Se Dante immagina di raggiungere il Purgatorio e quindi il Paradiso, si ha l’impressione che Dostoevskij mandi altri in avanscoperta, lui non intraprende alcun viaggio, nonostante l’ansia di sopravvivere, o la pretesa di salvare e di essere salvati.
Se inizia una nuova vita, è solo perché arreda in modo diverso la propria prigione, la riempie di ragioni nuove, o scava un’altra strada tra le ombre del suo sottosuolo.
Chi non intraprende questo percorso manca di qualche cosa, è un idiota, uno spiantato privo di esperienza. Persino le illuminazioni, le intuizioni più feconde devono essere sperimentate sul campo, e non basta il gran parlare, il gran riflettere, non è sufficiente il verbo, né basta essere testimone (e spettegolare su) delle cadute altrui.
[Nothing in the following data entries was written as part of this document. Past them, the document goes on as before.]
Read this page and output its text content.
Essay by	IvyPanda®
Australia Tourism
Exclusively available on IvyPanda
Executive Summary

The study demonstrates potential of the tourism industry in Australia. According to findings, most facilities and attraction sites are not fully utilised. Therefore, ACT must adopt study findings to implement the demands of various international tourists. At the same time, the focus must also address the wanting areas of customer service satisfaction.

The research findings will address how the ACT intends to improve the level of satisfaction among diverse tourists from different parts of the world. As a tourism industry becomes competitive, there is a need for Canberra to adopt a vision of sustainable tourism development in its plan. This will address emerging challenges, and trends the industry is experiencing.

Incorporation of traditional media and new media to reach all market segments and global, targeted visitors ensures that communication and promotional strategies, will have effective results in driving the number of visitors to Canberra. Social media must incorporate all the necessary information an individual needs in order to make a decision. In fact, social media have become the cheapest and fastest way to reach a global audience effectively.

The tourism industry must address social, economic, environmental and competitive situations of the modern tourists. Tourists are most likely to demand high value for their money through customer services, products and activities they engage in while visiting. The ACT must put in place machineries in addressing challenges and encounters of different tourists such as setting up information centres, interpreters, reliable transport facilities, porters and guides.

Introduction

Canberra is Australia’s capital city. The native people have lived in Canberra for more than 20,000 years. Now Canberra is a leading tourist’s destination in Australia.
Ma anche queste (“illuminazioni”), quando vi sono e permettono di veder chiaro, durano pochi secondi, oltre i quali “l’anima non lo sopporterebbe, e dovrebbe sparire” (così si esprime Kirillov stesso).

Tutto questo produce una scrittura che non può essere replicata impunemente da chiunque.

Sul piatto non vi è un generico scontro tra bene e male. Si entra dentro le anime più nere, i crimini più vergognosi e obbrobriosi che contaminano per il solo fatto di essere concepiti. Ma anche dentro se stessi, quando Dostoevskij si scava dentro come e più degli altri, e abbraccia le proprie colpe (non le scusa) e con esse la propria disperazione. Impara, con Dmitrij Karamazov, che non vi è un miglior antidoto che questo.
Da un certo punto di vista prendiamo cognizione del “male assoluto”, il principio di massimo disordine oltre il quale non c’è nulla.
Nel “crescendo” del romanzo si va a poco a poco oltre ogni ordinaria e fisiologica contraddizione. Ci si dimentica presto delle mancanze più o meno serie ma di poco conto di uno Stepan Trofimovic, degli alterchi tra lui e Varvara Petrovna, di chi non vuol sentire ragioni ed evita di compromettersi, o si rinchiude nel proprio spavento.

A colpire a fondo sono la follia vera, l’impulso più sfrenato di una cellula impazzita (così appare Nicolaj Stavroghin), la mancanza di una plausibile spiegazione.

Ditemi cos’è che vi spinge a gesti così strani, a gesti che esulano da tutte le convenienze e da tutti i limiti comunemente accettati? Che vogliono dire simili sgarbi, che sembrano commessi nel delirio? Fëdor Dostoevskij, I demoni – I parte cap. 2 par. 3
Se non si è un Mefistofele, nemmeno un patentato nichilista può reggere senza contemplare il proprio annientamento.
Arriva pur sempre la resa dei conti, quando non si può più mutare avviso, né direzione, dato che si è giunti al punto di massimo disordine. L’individuo allora, che non può più nulla, ha una sola e unica illuminazione, quella di essersi fatto abbindolare e di aver abitato senza soluzione di continuità null’altro che il sottosuolo, a un passo dalla propria distruzione, nelle profondità più recondite e inesplorate di se stesso.